The government also moved for a protective order prior to trial, under the Classified Information Procedures Act (“CIPA”), 18 U.S.C. app. 3 § 6. Seeking to protect the identities of certain witnesses—specifically, current or former CIA operatives—the government asked the court to, inter alia, allow the witnesses to use their last initials instead of their full names. At a pre-trial hearing, the court agreed to allow the witnesses to use pseudonyms while testifying, but ordered the government to provide a key with the witnesses’ actual names (“the witness key”) to Sterling, his counsel, and the jury.

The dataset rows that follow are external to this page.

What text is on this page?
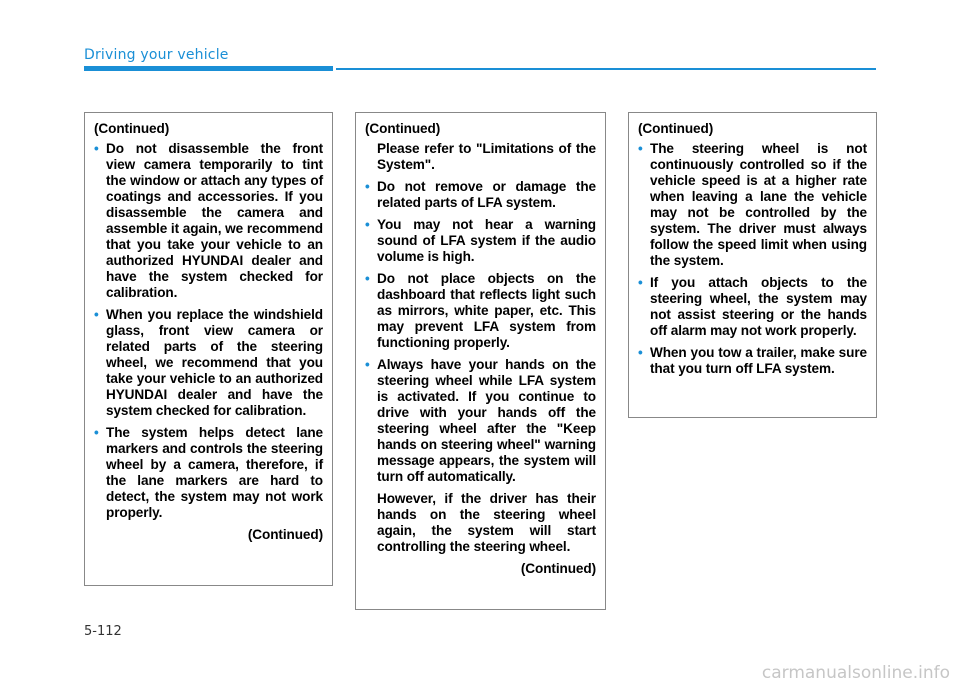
Driving your vehicle

(Continued)

• Do not disassemble the front view camera temporarily to tint the window or attach any types of coatings and accessories. If you disassemble the camera and assemble it again, we recommend that you take your vehicle to an authorized HYUNDAI dealer and have the system checked for calibration.

• When you replace the windshield glass, front view camera or related parts of the steering wheel, we recommend that you take your vehicle to an authorized HYUNDAI dealer and have the system checked for calibration.

• The system helps detect lane markers and controls the steering wheel by a camera, therefore, if the lane markers are hard to detect, the system may not work properly.

(Continued)

(Continued)

Please refer to "Limitations of the System".

• Do not remove or damage the related parts of LFA system.

• You may not hear a warning sound of LFA system if the audio volume is high.

• Do not place objects on the dashboard that reflects light such as mirrors, white paper, etc. This may prevent LFA system from functioning properly.

• Always have your hands on the steering wheel while LFA system is activated. If you continue to drive with your hands off the steering wheel after the "Keep hands on steering wheel" warning message appears, the system will turn off automatically.

However, if the driver has their hands on the steering wheel again, the system will start controlling the steering wheel.

(Continued)

(Continued)

• The steering wheel is not continuously controlled so if the vehicle speed is at a higher rate when leaving a lane the vehicle may not be controlled by the system. The driver must always follow the speed limit when using the system.

• If you attach objects to the steering wheel, the system may not assist steering or the hands off alarm may not work properly.

• When you tow a trailer, make sure that you turn off LFA system.

5-112

carmanualsonline.info
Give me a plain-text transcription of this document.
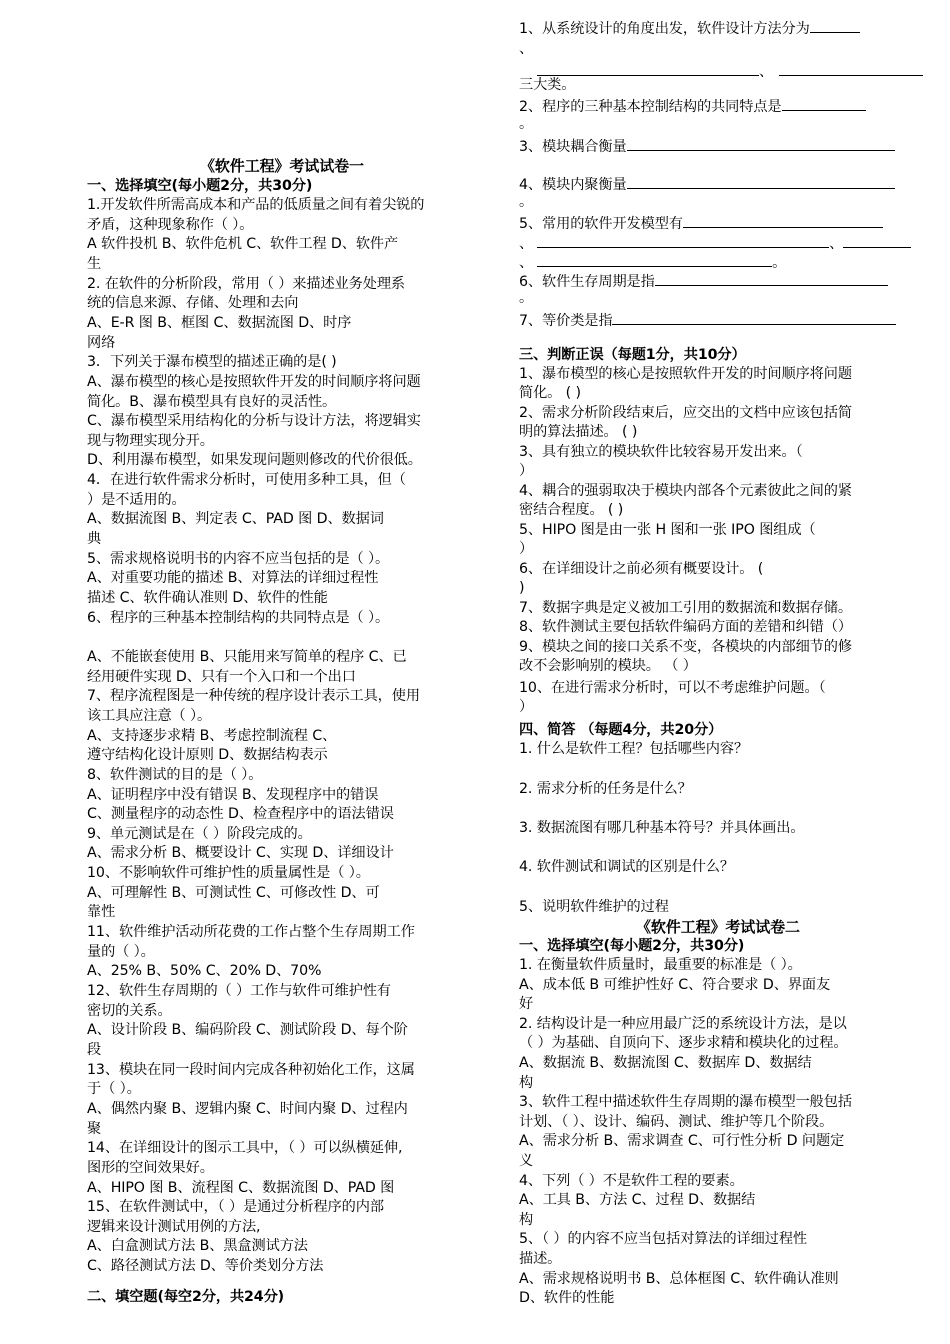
《软件工程》考试试卷一
一、选择填空(每小题2分，共30分)
1.开发软件所需高成本和产品的低质量之间有着尖锐的
矛盾，这种现象称作（ ）。
A 软件投机 B、软件危机 C、软件工程 D、软件产
生
2. 在软件的分析阶段，常用（ ）来描述业务处理系
统的信息来源、存储、处理和去向
A、E-R 图 B、框图 C、数据流图 D、时序
网络
3．下列关于瀑布模型的描述正确的是( )
A、瀑布模型的核心是按照软件开发的时间顺序将问题
简化。B、瀑布模型具有良好的灵活性。
C、瀑布模型采用结构化的分析与设计方法，将逻辑实
现与物理实现分开。
D、利用瀑布模型，如果发现问题则修改的代价很低。
4．在进行软件需求分析时，可使用多种工具，但（
）是不适用的。
A、数据流图 B、判定表 C、PAD 图 D、数据词
典
5、需求规格说明书的内容不应当包括的是（ ）。
A、对重要功能的描述 B、对算法的详细过程性
描述 C、软件确认准则 D、软件的性能
6、程序的三种基本控制结构的共同特点是（ ）。
A、不能嵌套使用 B、只能用来写简单的程序 C、已
经用硬件实现 D、只有一个入口和一个出口
7、程序流程图是一种传统的程序设计表示工具，使用
该工具应注意（ ）。
A、支持逐步求精 B、考虑控制流程 C、
遵守结构化设计原则 D、数据结构表示
8、软件测试的目的是（ ）。
A、证明程序中没有错误 B、发现程序中的错误
C、测量程序的动态性 D、检查程序中的语法错误
9、单元测试是在（ ）阶段完成的。
A、需求分析 B、概要设计 C、实现 D、详细设计
10、不影响软件可维护性的质量属性是（ ）。
A、可理解性 B、可测试性 C、可修改性 D、可
靠性
11、软件维护活动所花费的工作占整个生存周期工作
量的（ ）。
A、25% B、50% C、20% D、70%
12、软件生存周期的（ ）工作与软件可维护性有
密切的关系。
A、设计阶段 B、编码阶段 C、测试阶段 D、每个阶
段
13、模块在同一段时间内完成各种初始化工作，这属
于（ ）。
A、偶然内聚 B、逻辑内聚 C、时间内聚 D、过程内
聚
14、在详细设计的图示工具中，（ ）可以纵横延伸,
图形的空间效果好。
A、HIPO 图 B、流程图 C、数据流图 D、PAD 图
15、在软件测试中，（ ）是通过分析程序的内部
逻辑来设计测试用例的方法,
A、白盒测试方法 B、黑盒测试方法
C、路径测试方法 D、等价类划分方法
二、填空题(每空2分，共24分)
1、从系统设计的角度出发，软件设计方法分为
、
、
三大类。
2、程序的三种基本控制结构的共同特点是
。
3、模块耦合衡量
4、模块内聚衡量
。
5、常用的软件开发模型有
、	、
、	。
6、软件生存周期是指
。
7、等价类是指
三、判断正误（每题1分，共10分）
1、瀑布模型的核心是按照软件开发的时间顺序将问题
简化。 ( )
2、需求分析阶段结束后，应交出的文档中应该包括简
明的算法描述。 ( )
3、具有独立的模块软件比较容易开发出来。（
）
4、耦合的强弱取决于模块内部各个元素彼此之间的紧
密结合程度。 ( )
5、HIPO 图是由一张 H 图和一张 IPO 图组成（
）
6、在详细设计之前必须有概要设计。 (
)
7、数据字典是定义被加工引用的数据流和数据存储。
8、软件测试主要包括软件编码方面的差错和纠错（）
9、模块之间的接口关系不变，各模块的内部细节的修
改不会影响别的模块。 （ ）
10、在进行需求分析时，可以不考虑维护问题。（
）
四、简答 （每题4分，共20分）
1. 什么是软件工程？包括哪些内容？
2. 需求分析的任务是什么？
3. 数据流图有哪几种基本符号？并具体画出。
4. 软件测试和调试的区别是什么？
5、说明软件维护的过程
《软件工程》考试试卷二
一、选择填空(每小题2分，共30分)
1. 在衡量软件质量时，最重要的标准是（ ）。
A、成本低 B 可维护性好 C、符合要求 D、界面友
好
2. 结构设计是一种应用最广泛的系统设计方法，是以
（ ）为基础、自顶向下、逐步求精和模块化的过程。
A、数据流 B、数据流图 C、数据库 D、数据结
构
3、软件工程中描述软件生存周期的瀑布模型一般包括
计划、（ ）、设计、编码、测试、维护等几个阶段。
A、需求分析 B、需求调查 C、可行性分析 D 问题定
义
4、下列（ ）不是软件工程的要素。
A、工具 B、方法 C、过程 D、数据结
构
5、（ ）的内容不应当包括对算法的详细过程性
描述。
A、需求规格说明书 B、总体框图 C、软件确认准则
D、软件的性能
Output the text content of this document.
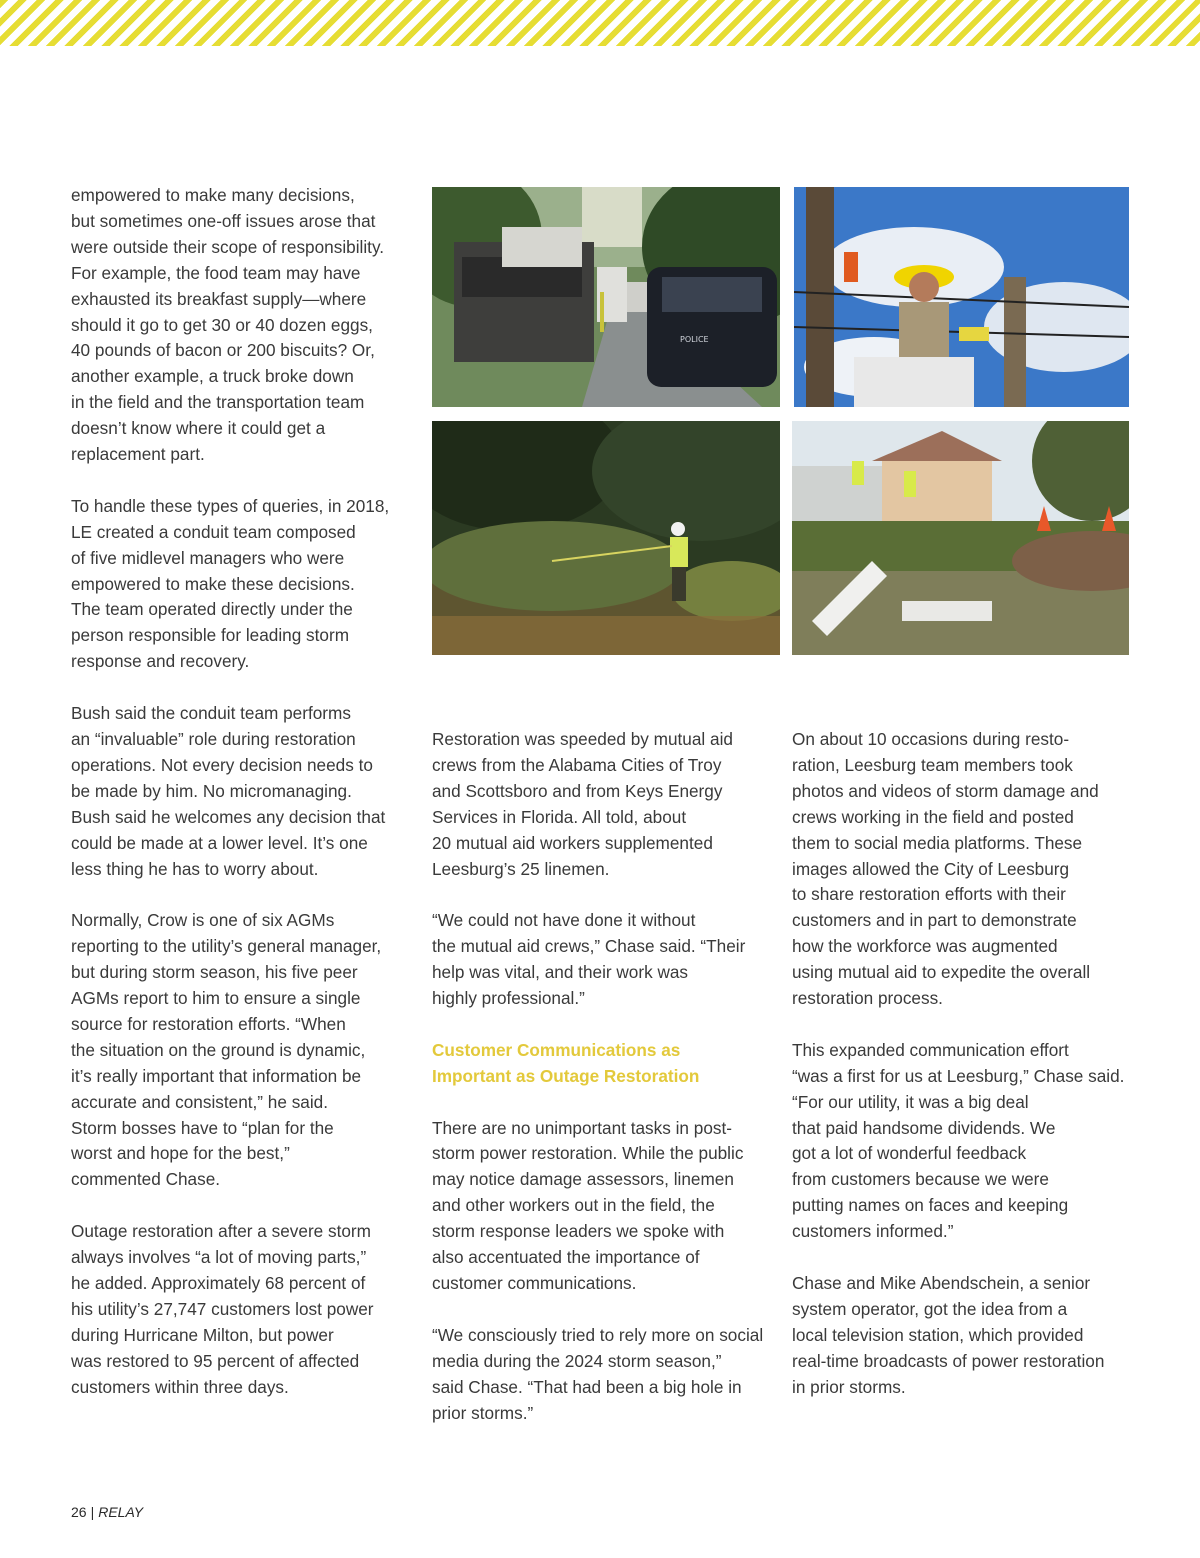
empowered to make many decisions,
but sometimes one-off issues arose that
were outside their scope of responsibility.
For example, the food team may have
exhausted its breakfast supply—where
should it go to get 30 or 40 dozen eggs,
40 pounds of bacon or 200 biscuits? Or,
another example, a truck broke down
in the field and the transportation team
doesn’t know where it could get a
replacement part.

To handle these types of queries, in 2018,
LE created a conduit team composed
of five midlevel managers who were
empowered to make these decisions.
The team operated directly under the
person responsible for leading storm
response and recovery.

Bush said the conduit team performs
an “invaluable” role during restoration
operations. Not every decision needs to
be made by him. No micromanaging.
Bush said he welcomes any decision that
could be made at a lower level. It’s one
less thing he has to worry about.

Normally, Crow is one of six AGMs
reporting to the utility’s general manager,
but during storm season, his five peer
AGMs report to him to ensure a single
source for restoration efforts. “When
the situation on the ground is dynamic,
it’s really important that information be
accurate and consistent,” he said.
Storm bosses have to “plan for the
worst and hope for the best,”
commented Chase.

Outage restoration after a severe storm
always involves “a lot of moving parts,”
he added. Approximately 68 percent of
his utility’s 27,747 customers lost power
during Hurricane Milton, but power
was restored to 95 percent of affected
customers within three days.

POLICE

Restoration was speeded by mutual aid
crews from the Alabama Cities of Troy
and Scottsboro and from Keys Energy
Services in Florida. All told, about
20 mutual aid workers supplemented
Leesburg’s 25 linemen.

“We could not have done it without
the mutual aid crews,” Chase said. “Their
help was vital, and their work was
highly professional.”

Customer Communications as
Important as Outage Restoration

There are no unimportant tasks in post-
storm power restoration. While the public
may notice damage assessors, linemen
and other workers out in the field, the
storm response leaders we spoke with
also accentuated the importance of
customer communications.

“We consciously tried to rely more on social
media during the 2024 storm season,”
said Chase. “That had been a big hole in
prior storms.”

On about 10 occasions during resto-
ration, Leesburg team members took
photos and videos of storm damage and
crews working in the field and posted
them to social media platforms. These
images allowed the City of Leesburg
to share restoration efforts with their
customers and in part to demonstrate
how the workforce was augmented
using mutual aid to expedite the overall
restoration process.

This expanded communication effort
“was a first for us at Leesburg,” Chase said.
“For our utility, it was a big deal
that paid handsome dividends. We
got a lot of wonderful feedback
from customers because we were
putting names on faces and keeping
customers informed.”

Chase and Mike Abendschein, a senior
system operator, got the idea from a
local television station, which provided
real-time broadcasts of power restoration
in prior storms.

26 | RELAY
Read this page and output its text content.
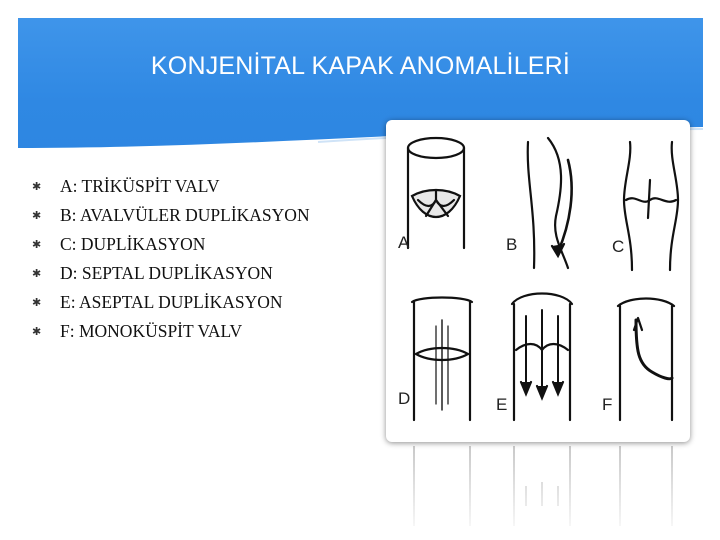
KONJENİTAL KAPAK ANOMALİLERİ
✱	A: TRİKÜSPİT VALV
✱	B: AVALVÜLER DUPLİKASYON
✱	C: DUPLİKASYON
✱	D: SEPTAL DUPLİKASYON
✱	E: ASEPTAL DUPLİKASYON
✱	F: MONOKÜSPİT VALV
A	B	C
D	E	F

On appeal, the Fourth Circuit found that the First Amendment reporter’s privilege claimed by Risen—involving testimony in a criminal proceeding regarding criminal conduct the reporter personally observed or participated in—had been rejected by the Supreme Court in Branzburg v. Hayes, 408 U.S. 665. Furthermore, the Fourth Circuit found that the subpoena was not issued in bad faith or for purposes of harassment. The court also rejected Risen’s claim to a common-law reporter’s privilege, noting that the Branzburg Court failed to recognize such a privilege, and finding that the Supreme Court’s interpretation of Federal Rule of Evidence 501 in Jaffee v. Redmond, 518 U.S. 1—which established a psychotherapist-patient privilege—did not overrule Branzburg or allow federal courts to recognize a reporter’s privilege under the common law. With regard to the sanction for the government’s late Giglio disclosure, the Fourth Circuit found that the Giglio violation was not made in bad faith; that Sterling’s trial preparations were not irreparably damaged by the late disclosure; and that a less severe sanction—specifically, a continuance—would have remedied any prejudice from the brief delay. Lastly, with regard to the district court’s CIPA ruling, the Fourth Circuit noted that Sterling already knew or may know some of the witnesses, and asserted that depriving Sterling of the witness key could infringe upon his Confrontation Clause rights; furthermore, the court noted that the government made no showing that Sterling or his counsel posed an actual threat to the witnesses’ safety. However, the Fourth Circuit also noted that the jurors could remember the names on the witness key; that the actual names of the witnesses would not help the jury understand the facts and legal issues of the case, and that disclosure of the witness key to jurors was therefore not worth the risk; and that a proper jury instruction could alleviate any prejudice to Sterling.